Medibank’s move into hospital ownership attracted criticism that Australian health insurers were moving to adopt US-style managed care, where health insurers have a great say in where their policyholders are treated and the care they receive.
“Doctors will have majority ownership in whatever we do moving forward because we are very clear that docs will need to continue to have clinical autonomy and continue to manage those facilities — that’s a really important issue for us,” Mr Drummond said.
“We are being approached by doctor-led groups who facilitate some of these new approaches, so you would expect us to do a few more partnerships with doc.
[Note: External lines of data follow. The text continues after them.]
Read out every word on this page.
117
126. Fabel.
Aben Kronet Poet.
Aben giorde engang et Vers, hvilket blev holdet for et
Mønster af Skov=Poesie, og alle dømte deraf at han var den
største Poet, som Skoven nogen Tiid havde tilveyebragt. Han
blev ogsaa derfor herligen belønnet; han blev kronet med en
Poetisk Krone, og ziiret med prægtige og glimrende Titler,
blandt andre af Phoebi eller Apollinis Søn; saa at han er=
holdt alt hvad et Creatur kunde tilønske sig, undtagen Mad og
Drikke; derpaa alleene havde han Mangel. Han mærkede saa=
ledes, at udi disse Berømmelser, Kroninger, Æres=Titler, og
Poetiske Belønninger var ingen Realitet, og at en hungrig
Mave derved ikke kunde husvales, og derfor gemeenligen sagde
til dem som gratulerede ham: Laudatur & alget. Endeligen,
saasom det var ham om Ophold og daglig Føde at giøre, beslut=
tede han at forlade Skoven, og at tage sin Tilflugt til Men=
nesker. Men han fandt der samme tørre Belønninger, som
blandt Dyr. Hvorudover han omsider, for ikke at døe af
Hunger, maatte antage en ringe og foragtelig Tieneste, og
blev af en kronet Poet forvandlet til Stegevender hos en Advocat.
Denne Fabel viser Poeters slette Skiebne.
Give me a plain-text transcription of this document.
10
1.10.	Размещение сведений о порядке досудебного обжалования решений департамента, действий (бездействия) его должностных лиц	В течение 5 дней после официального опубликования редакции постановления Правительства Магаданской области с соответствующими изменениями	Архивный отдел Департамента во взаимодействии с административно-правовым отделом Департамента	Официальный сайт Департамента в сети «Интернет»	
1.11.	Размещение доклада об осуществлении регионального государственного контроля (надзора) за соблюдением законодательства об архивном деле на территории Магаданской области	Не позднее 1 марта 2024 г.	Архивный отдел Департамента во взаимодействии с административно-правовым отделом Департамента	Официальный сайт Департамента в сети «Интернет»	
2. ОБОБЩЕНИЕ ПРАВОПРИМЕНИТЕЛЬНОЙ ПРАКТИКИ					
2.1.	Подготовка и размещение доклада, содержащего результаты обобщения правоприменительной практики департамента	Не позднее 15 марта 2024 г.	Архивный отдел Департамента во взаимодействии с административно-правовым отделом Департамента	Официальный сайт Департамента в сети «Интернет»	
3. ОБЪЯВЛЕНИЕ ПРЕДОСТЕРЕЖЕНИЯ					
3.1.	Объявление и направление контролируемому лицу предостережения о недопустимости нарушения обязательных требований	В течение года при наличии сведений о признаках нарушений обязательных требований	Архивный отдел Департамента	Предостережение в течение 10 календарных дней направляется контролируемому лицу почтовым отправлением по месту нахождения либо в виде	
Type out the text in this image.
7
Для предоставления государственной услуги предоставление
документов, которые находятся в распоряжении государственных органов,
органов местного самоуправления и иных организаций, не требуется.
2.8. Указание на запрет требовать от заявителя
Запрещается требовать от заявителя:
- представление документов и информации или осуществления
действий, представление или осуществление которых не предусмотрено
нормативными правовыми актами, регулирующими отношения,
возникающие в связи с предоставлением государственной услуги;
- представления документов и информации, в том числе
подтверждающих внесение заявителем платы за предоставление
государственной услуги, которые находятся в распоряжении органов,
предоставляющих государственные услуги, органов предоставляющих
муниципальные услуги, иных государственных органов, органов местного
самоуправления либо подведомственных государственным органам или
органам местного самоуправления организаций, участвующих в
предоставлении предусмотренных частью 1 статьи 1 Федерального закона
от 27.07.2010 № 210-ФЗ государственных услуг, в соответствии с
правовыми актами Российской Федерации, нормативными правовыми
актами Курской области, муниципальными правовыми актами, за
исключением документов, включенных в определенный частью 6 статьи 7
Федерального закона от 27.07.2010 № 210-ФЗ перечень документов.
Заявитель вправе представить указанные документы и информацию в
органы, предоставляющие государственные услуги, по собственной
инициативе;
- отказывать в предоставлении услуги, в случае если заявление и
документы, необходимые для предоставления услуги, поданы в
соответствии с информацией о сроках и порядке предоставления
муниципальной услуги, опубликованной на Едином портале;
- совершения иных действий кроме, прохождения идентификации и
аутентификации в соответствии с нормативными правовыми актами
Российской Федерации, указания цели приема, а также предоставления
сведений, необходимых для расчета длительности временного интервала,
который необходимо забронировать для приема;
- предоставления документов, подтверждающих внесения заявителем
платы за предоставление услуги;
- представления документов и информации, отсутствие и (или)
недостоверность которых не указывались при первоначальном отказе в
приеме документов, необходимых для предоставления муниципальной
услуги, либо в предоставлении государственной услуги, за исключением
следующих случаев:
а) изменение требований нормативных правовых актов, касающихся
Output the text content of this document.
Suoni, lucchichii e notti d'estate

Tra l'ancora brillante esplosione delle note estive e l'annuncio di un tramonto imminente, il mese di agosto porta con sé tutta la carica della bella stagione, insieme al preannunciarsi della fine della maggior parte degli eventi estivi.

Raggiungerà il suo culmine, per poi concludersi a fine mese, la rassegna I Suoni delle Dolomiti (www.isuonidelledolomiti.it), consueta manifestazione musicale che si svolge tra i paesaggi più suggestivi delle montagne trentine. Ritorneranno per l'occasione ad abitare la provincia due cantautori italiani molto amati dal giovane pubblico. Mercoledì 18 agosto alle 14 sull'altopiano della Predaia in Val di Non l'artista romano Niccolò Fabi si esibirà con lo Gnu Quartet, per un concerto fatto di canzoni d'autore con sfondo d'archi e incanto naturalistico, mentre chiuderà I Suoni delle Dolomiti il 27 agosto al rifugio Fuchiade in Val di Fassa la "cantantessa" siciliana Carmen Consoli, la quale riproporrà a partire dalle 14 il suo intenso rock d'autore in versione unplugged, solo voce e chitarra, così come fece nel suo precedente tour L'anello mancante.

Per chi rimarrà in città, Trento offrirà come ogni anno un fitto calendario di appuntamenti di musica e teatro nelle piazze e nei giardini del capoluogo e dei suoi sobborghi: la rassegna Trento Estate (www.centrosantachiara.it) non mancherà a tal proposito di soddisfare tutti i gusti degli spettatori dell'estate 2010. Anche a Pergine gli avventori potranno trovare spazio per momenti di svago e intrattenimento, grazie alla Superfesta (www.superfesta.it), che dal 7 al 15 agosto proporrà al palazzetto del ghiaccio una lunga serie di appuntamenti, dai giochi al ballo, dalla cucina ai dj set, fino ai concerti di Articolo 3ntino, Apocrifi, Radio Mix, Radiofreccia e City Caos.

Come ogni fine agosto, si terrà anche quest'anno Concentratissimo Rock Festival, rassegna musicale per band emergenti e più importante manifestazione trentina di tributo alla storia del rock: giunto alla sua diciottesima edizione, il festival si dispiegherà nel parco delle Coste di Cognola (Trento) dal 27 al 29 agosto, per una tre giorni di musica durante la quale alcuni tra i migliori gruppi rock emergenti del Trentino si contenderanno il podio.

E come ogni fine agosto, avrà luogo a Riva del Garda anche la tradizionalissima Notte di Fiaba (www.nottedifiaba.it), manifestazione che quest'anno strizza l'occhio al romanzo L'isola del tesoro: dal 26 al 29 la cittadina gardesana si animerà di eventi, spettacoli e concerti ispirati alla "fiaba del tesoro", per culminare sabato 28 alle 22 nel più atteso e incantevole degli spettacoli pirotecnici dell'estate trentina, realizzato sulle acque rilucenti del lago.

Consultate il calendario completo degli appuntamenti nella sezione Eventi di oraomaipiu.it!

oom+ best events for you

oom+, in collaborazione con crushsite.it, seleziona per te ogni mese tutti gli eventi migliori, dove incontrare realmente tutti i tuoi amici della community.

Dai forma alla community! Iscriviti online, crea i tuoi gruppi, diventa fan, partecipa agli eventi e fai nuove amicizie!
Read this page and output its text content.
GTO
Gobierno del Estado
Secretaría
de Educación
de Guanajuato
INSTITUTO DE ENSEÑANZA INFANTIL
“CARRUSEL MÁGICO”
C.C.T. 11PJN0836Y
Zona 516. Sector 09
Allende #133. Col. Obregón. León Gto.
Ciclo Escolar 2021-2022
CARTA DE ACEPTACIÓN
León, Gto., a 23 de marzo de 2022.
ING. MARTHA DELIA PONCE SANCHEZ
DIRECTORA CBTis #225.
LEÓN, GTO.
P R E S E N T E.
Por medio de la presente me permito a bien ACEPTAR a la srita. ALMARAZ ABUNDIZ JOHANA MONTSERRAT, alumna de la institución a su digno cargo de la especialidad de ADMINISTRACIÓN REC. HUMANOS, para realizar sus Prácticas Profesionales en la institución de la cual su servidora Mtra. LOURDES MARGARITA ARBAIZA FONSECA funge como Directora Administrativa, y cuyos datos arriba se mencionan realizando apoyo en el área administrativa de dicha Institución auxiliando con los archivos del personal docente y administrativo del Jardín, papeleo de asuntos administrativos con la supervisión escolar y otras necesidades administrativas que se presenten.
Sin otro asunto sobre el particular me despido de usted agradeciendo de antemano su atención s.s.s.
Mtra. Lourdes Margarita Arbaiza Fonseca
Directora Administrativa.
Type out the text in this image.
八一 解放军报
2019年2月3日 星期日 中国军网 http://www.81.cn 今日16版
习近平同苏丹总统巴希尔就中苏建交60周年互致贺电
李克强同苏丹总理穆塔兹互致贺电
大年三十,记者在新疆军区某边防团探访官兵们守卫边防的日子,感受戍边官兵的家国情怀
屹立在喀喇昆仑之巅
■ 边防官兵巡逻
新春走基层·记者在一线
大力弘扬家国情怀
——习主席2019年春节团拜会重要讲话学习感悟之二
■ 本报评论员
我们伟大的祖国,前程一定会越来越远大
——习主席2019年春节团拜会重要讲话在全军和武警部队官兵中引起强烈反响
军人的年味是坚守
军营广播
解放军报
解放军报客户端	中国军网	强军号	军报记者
“But you could also expect us to announce some partnerships that may not involve equity with other more traditional hospital owners.”
Medibank shares fell 3.1 per cent to $2.80 on Wednesday, compared with a 1 per cent drop across the broader sharemarket.
Citi analysts Nigel Pittaway and Virad Mathur described Medibank’s results as a “solid beat” and “should be positive for the stock price, although news of the CEO departure in June may offset this to an extent”.
Goldman Sachs analysts Ashley Dalziell and Gerardo Covarrubias also said the result was solid, but agreed that Mr Drummond’s departure could limit share price gains.
“Collectively, we think the result is solid, with improved revenue trends the key highlight, plus less reliance on COVID benefits than was seen in NIB earlier in the week and generally a more conservative approach to deferrals,” they said.
“The retirement of CEO Craig Drummond … is, however, a surprise, and may limit share price reaction to improving business trends.”
Medibank will pay a dividend of 5.8c a share, fully franked, on March 25.